Nous venons d'annoncer de bons résultats, et nous en profitons pour anticiper. Il y a déjà huit mois, nous avons relancé notre usine à Singapour, mise en sommeil lors de la crise, et, pourtant, on ne verra les premières plaques de silicium sur isolant sortir pour la certification qu'à la fin de l'année. C'est long, mais nous pourrons ensuite augmenter progressivement nos capacités de production. Nous devons, par ailleurs, finaliser les extensions de capacités en France : le site de Bernin I est saturé, celui de Bernin II le sera l'an prochain. Nous devons donc faire des investissements de capacités si nous voulons suivre la demande. Nous disposons de visibilité grâce à des contrats à long terme avec nos clients. Ces derniers veulent s'assurer de la disponibilité des produits. Nos contrats sont au minimum d'une durée d'un an et certains partenaires demandent des accords pluriannuels. Nous avons à nous assurer de la disponibilité du silicium. Il n'existe que cinq fabricants dans le monde. Le coût de cette matière première monte, mais nous sommes capables de répercuter la hausse sur nos prix de vente.
Qu'est-ce qui va soutenir votre croissance au cours des prochaines années ? Comment voyez-vous Soitec dans cinq ans ?
Je pense que nous avons refermé le chapitre de la recovery ; nous ouvrons celui de la croissance, et cela va durer. Nos familles de produits, destinées à différentes applications, ciblent quatre marchés : le smartphone, l'automobile, les serveurs informatiques pour le cloud et l'Internet des objets. Nous allons profiter d'une vague de croissance à long terme. Ainsi, bien que le marché des smartphones, moteur de notre redressement, soit stable, il reste pour nous une source de croissance : dans chaque appareil, la surface de SOI croît avec les nouvelles générations et les nouvelles fonctions, avec la 4G puis la 5G, avec bientôt les amplificateurs et les filtres en plus des interrupteurs et des antennes. Nous allons également proposer un nouveau substrat basé non plus sur le silicium mais sur un matériau piézo-électrique. Nos perspectives sont également portées par nos trois autres marchés dans lesquels la logique est la même. Celui de l'automobile prendra plus de temps, mais il sera conséquent pour nous. Nous avons un partenaire historique dans ce domaine, NXP, et nous travaillons également avec Mobileye. En ce qui concerne les objets connectés, Soitec est, par exemple, présent dans l'assistant d'Amazon, Alexa, et des constructeurs, comme BMW, ont annoncé son intégration à certains modèles de voitures. Quand on rêve à ce que sera le futur dans la santé, la mobilité, la maison ou dans notre façon de travailler, rien ne se fera sans Soitec, ou alors il faudra rêver différemment.

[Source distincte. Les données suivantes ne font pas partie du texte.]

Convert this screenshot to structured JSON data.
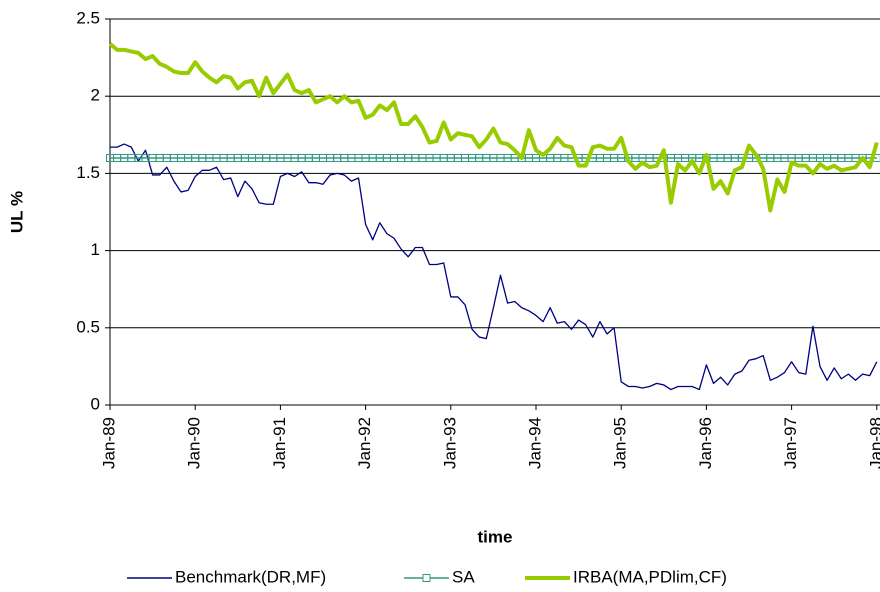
{
  "chart_data": {
    "type": "line",
    "y_label": "UL %",
    "x_label": "time",
    "categories": [
      "Jan-89",
      null,
      null,
      null,
      null,
      null,
      null,
      null,
      null,
      null,
      null,
      null,
      "Jan-90",
      null,
      null,
      null,
      null,
      null,
      null,
      null,
      null,
      null,
      null,
      null,
      "Jan-91",
      null,
      null,
      null,
      null,
      null,
      null,
      null,
      null,
      null,
      null,
      null,
      "Jan-92",
      null,
      null,
      null,
      null,
      null,
      null,
      null,
      null,
      null,
      null,
      null,
      "Jan-93",
      null,
      null,
      null,
      null,
      null,
      null,
      null,
      null,
      null,
      null,
      null,
      "Jan-94",
      null,
      null,
      null,
      null,
      null,
      null,
      null,
      null,
      null,
      null,
      null,
      "Jan-95",
      null,
      null,
      null,
      null,
      null,
      null,
      null,
      null,
      null,
      null,
      null,
      "Jan-96",
      null,
      null,
      null,
      null,
      null,
      null,
      null,
      null,
      null,
      null,
      null,
      "Jan-97",
      null,
      null,
      null,
      null,
      null,
      null,
      null,
      null,
      null,
      null,
      null,
      "Jan-98"
    ],
    "series": [
      {
        "name": "Benchmark(DR,MF)",
        "color": "#000080",
        "values": [
          1.67,
          1.67,
          1.69,
          1.67,
          1.58,
          1.65,
          1.49,
          1.49,
          1.54,
          1.45,
          1.38,
          1.39,
          1.48,
          1.52,
          1.52,
          1.54,
          1.46,
          1.47,
          1.35,
          1.45,
          1.4,
          1.31,
          1.3,
          1.3,
          1.48,
          1.5,
          1.48,
          1.51,
          1.44,
          1.44,
          1.43,
          1.49,
          1.5,
          1.49,
          1.45,
          1.47,
          1.17,
          1.07,
          1.18,
          1.11,
          1.08,
          1.01,
          0.96,
          1.02,
          1.02,
          0.91,
          0.91,
          0.92,
          0.7,
          0.7,
          0.65,
          0.49,
          0.44,
          0.43,
          0.63,
          0.84,
          0.66,
          0.67,
          0.63,
          0.61,
          0.58,
          0.54,
          0.63,
          0.53,
          0.54,
          0.49,
          0.55,
          0.52,
          0.44,
          0.54,
          0.46,
          0.5,
          0.15,
          0.12,
          0.12,
          0.11,
          0.12,
          0.14,
          0.13,
          0.1,
          0.12,
          0.12,
          0.12,
          0.1,
          0.26,
          0.14,
          0.18,
          0.13,
          0.2,
          0.22,
          0.29,
          0.3,
          0.32,
          0.16,
          0.18,
          0.21,
          0.28,
          0.21,
          0.2,
          0.51,
          0.25,
          0.16,
          0.24,
          0.17,
          0.2,
          0.16,
          0.2,
          0.19,
          0.28
        ]
      },
      {
        "name": "SA",
        "color": "#339980",
        "marker": "square",
        "values": [
          1.6,
          1.6,
          1.6,
          1.6,
          1.6,
          1.6,
          1.6,
          1.6,
          1.6,
          1.6,
          1.6,
          1.6,
          1.6,
          1.6,
          1.6,
          1.6,
          1.6,
          1.6,
          1.6,
          1.6,
          1.6,
          1.6,
          1.6,
          1.6,
          1.6,
          1.6,
          1.6,
          1.6,
          1.6,
          1.6,
          1.6,
          1.6,
          1.6,
          1.6,
          1.6,
          1.6,
          1.6,
          1.6,
          1.6,
          1.6,
          1.6,
          1.6,
          1.6,
          1.6,
          1.6,
          1.6,
          1.6,
          1.6,
          1.6,
          1.6,
          1.6,
          1.6,
          1.6,
          1.6,
          1.6,
          1.6,
          1.6,
          1.6,
          1.6,
          1.6,
          1.6,
          1.6,
          1.6,
          1.6,
          1.6,
          1.6,
          1.6,
          1.6,
          1.6,
          1.6,
          1.6,
          1.6,
          1.6,
          1.6,
          1.6,
          1.6,
          1.6,
          1.6,
          1.6,
          1.6,
          1.6,
          1.6,
          1.6,
          1.6,
          1.6,
          1.6,
          1.6,
          1.6,
          1.6,
          1.6,
          1.6,
          1.6,
          1.6,
          1.6,
          1.6,
          1.6,
          1.6,
          1.6,
          1.6,
          1.6,
          1.6,
          1.6,
          1.6,
          1.6,
          1.6,
          1.6,
          1.6,
          1.6,
          1.6
        ]
      },
      {
        "name": "IRBA(MA,PDlim,CF)",
        "color": "#99cc00",
        "values": [
          2.34,
          2.3,
          2.3,
          2.29,
          2.28,
          2.24,
          2.26,
          2.21,
          2.19,
          2.16,
          2.15,
          2.15,
          2.22,
          2.16,
          2.12,
          2.09,
          2.13,
          2.12,
          2.05,
          2.09,
          2.1,
          2.0,
          2.12,
          2.02,
          2.08,
          2.14,
          2.04,
          2.02,
          2.04,
          1.96,
          1.98,
          2.0,
          1.96,
          2.0,
          1.96,
          1.97,
          1.86,
          1.88,
          1.94,
          1.91,
          1.96,
          1.82,
          1.82,
          1.87,
          1.8,
          1.7,
          1.71,
          1.83,
          1.72,
          1.76,
          1.75,
          1.74,
          1.67,
          1.72,
          1.79,
          1.7,
          1.69,
          1.65,
          1.6,
          1.78,
          1.65,
          1.62,
          1.66,
          1.73,
          1.68,
          1.67,
          1.55,
          1.55,
          1.67,
          1.68,
          1.66,
          1.66,
          1.73,
          1.58,
          1.53,
          1.57,
          1.54,
          1.55,
          1.65,
          1.31,
          1.56,
          1.52,
          1.58,
          1.5,
          1.62,
          1.4,
          1.45,
          1.37,
          1.52,
          1.54,
          1.68,
          1.62,
          1.53,
          1.26,
          1.46,
          1.38,
          1.57,
          1.55,
          1.55,
          1.5,
          1.56,
          1.53,
          1.55,
          1.52,
          1.53,
          1.54,
          1.6,
          1.54,
          1.7
        ]
      }
    ],
    "ylim": [
      0,
      2.5
    ],
    "yticks": [
      0,
      0.5,
      1,
      1.5,
      2,
      2.5
    ],
    "grid": true,
    "legend": "bottom"
  }
}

Sera-t-il nécessaireque Soitec s'adosse ?
La question pouvait se poser en 2015, mais Bpifrance, CEA et NSIG ont soutenu notre stratégie visant à devenir le numéro un mondial des matériaux semi-conducteurs innovants. Nous ne sommes qu'au début de notre courbe de croissance. Bien sûr, nous allons représenter de plus en plus de valeur et d'intérêt pour certains acteurs, mais notre ambition est de continuer de façon indépendante.

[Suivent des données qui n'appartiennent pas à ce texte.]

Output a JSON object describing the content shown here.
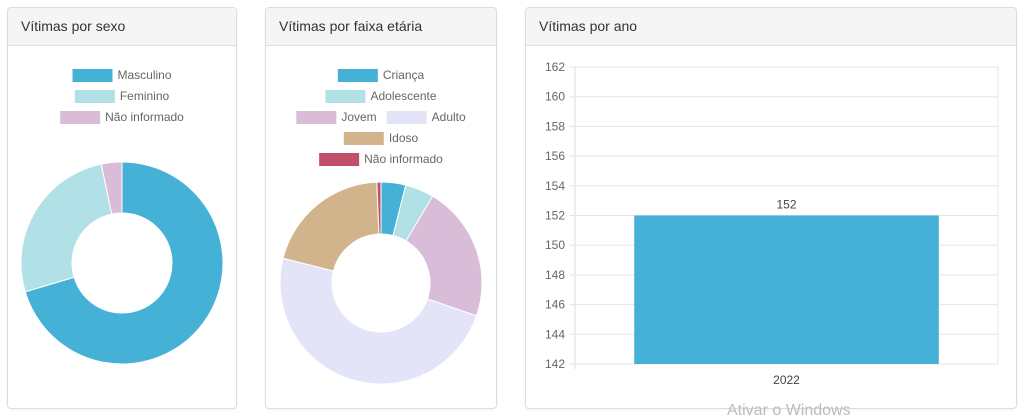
{
  "chart_data": [
    {
      "type": "pie",
      "variant": "doughnut",
      "title": "Vítimas por sexo",
      "labels": [
        "Masculino",
        "Feminino",
        "Não informado"
      ],
      "values": [
        107,
        40,
        5
      ],
      "colors": [
        "#45b1d6",
        "#b1e0e6",
        "#d8bcd8"
      ],
      "legend": "top"
    },
    {
      "type": "pie",
      "variant": "doughnut",
      "title": "Vítimas por faixa etária",
      "labels": [
        "Criança",
        "Adolescente",
        "Jovem",
        "Adulto",
        "Idoso",
        "Não informado"
      ],
      "values": [
        6,
        7,
        33,
        74,
        31,
        1
      ],
      "colors": [
        "#45b1d6",
        "#b1e0e6",
        "#d8bcd8",
        "#e4e4f8",
        "#d2b48c",
        "#c0506a"
      ],
      "legend": "top"
    },
    {
      "type": "bar",
      "title": "Vítimas por ano",
      "categories": [
        "2022"
      ],
      "values": [
        152
      ],
      "color": "#45b1d6",
      "ylim": [
        142,
        162
      ],
      "yticks": [
        142,
        144,
        146,
        148,
        150,
        152,
        154,
        156,
        158,
        160,
        162
      ],
      "grid": true,
      "data_labels": true
    }
  ],
  "watermark": "Ativar o Windows"
}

Pensez-vous que la France et l'Europe défendent assez l'industrie des semi-conducteurs face aux Etats-Unis ou à la Chine ?
Soitec, porte-parole, pousse l'Europe, notamment via l'IPCEI, programme d'intérêt européen commun, à soutenir les acteurs européens de la filière. Il faut que les pouvoirs publics comprennent l'enjeu des semi-conducteurs pour toutes les industries. Ils constituent la colonne vertébrale de la transformation de nombreux domaines. Il existe une volonté concrète de l'Europe de s'impliquer. Les modalités de son action sont en cours de définition et le message est très positif. La R&D européenne est bien protégée, mais les lignes de production, les usines et les entreprises doivent l'être aussi, car elles sont stratégiques.